Hi Tony,
The type of financing i.e. rates terms and fees will depend on a few things in reference to the property and sponsor.
Some qualifying factors are:
The vacancy rate. Typically it is 10% or less it is considered stabilized and the property will qualify for a "conventional" of a paper loan. These loans you would get via Freddie Mac product and offer the lowest rates and terms
The properties that are more the 10% vacant or may need renovation to stabilize the property would qualify for alternative financing. There are a few variables here when it comes to the rate and terms for this loan but basically, the sponsor should expect to bring 25-30% down with interested rate from 7-10% depending on what state the property is in. For example is the property is vacant or barely leased up then it is considered a higher risk and therefore costs more in rates and fees whereas property that has requirements to stabilize it will be less it rate and fees.

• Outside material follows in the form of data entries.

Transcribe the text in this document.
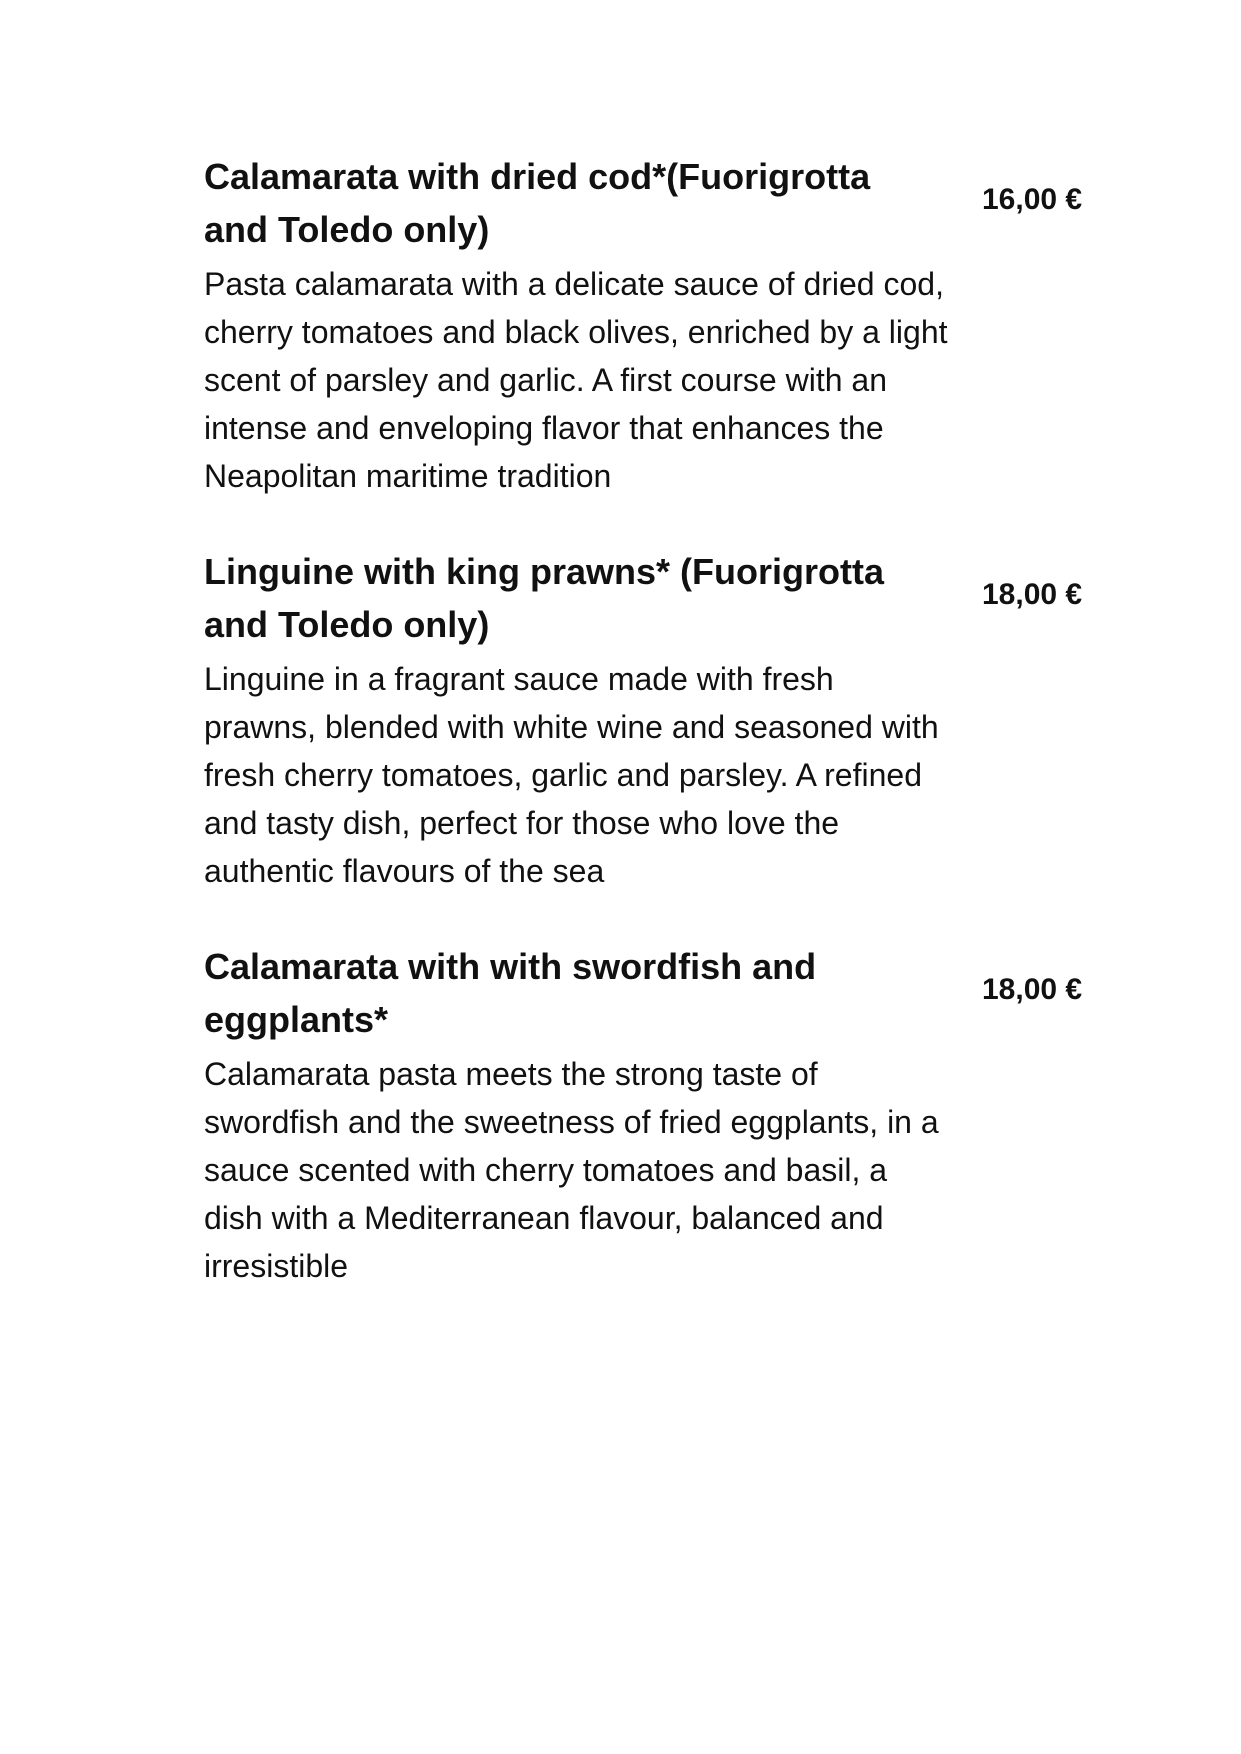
Calamarata with dried cod*(Fuorigrotta and Toledo only)
16,00 €

Pasta calamarata with a delicate sauce of dried cod, cherry tomatoes and black olives, enriched by a light scent of parsley and garlic. A first course with an intense and enveloping flavor that enhances the Neapolitan maritime tradition

Linguine with king prawns* (Fuorigrotta and Toledo only)
18,00 €

Linguine in a fragrant sauce made with fresh prawns, blended with white wine and seasoned with fresh cherry tomatoes, garlic and parsley. A refined and tasty dish, perfect for those who love the authentic flavours of the sea

Calamarata with with swordfish and eggplants*
18,00 €

Calamarata pasta meets the strong taste of swordfish and the sweetness of fried eggplants, in a sauce scented with cherry tomatoes and basil, a dish with a Mediterranean flavour, balanced and irresistible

Another factor that determines what type of loan you can get for the property is the sponsor. Sponsors who have excellent credit and strong financials can actually get a non-recourse loan with excellent rates. If the sponsor has some challenges with credit then lenders who fund them will charge higher interest rates and fees.
So in short all of those parameters that you asked about are "typical" but just know that the rate and terms of any multi family loan are dependant on the state of the property and the financial strength and creditworthiness of the sponsor.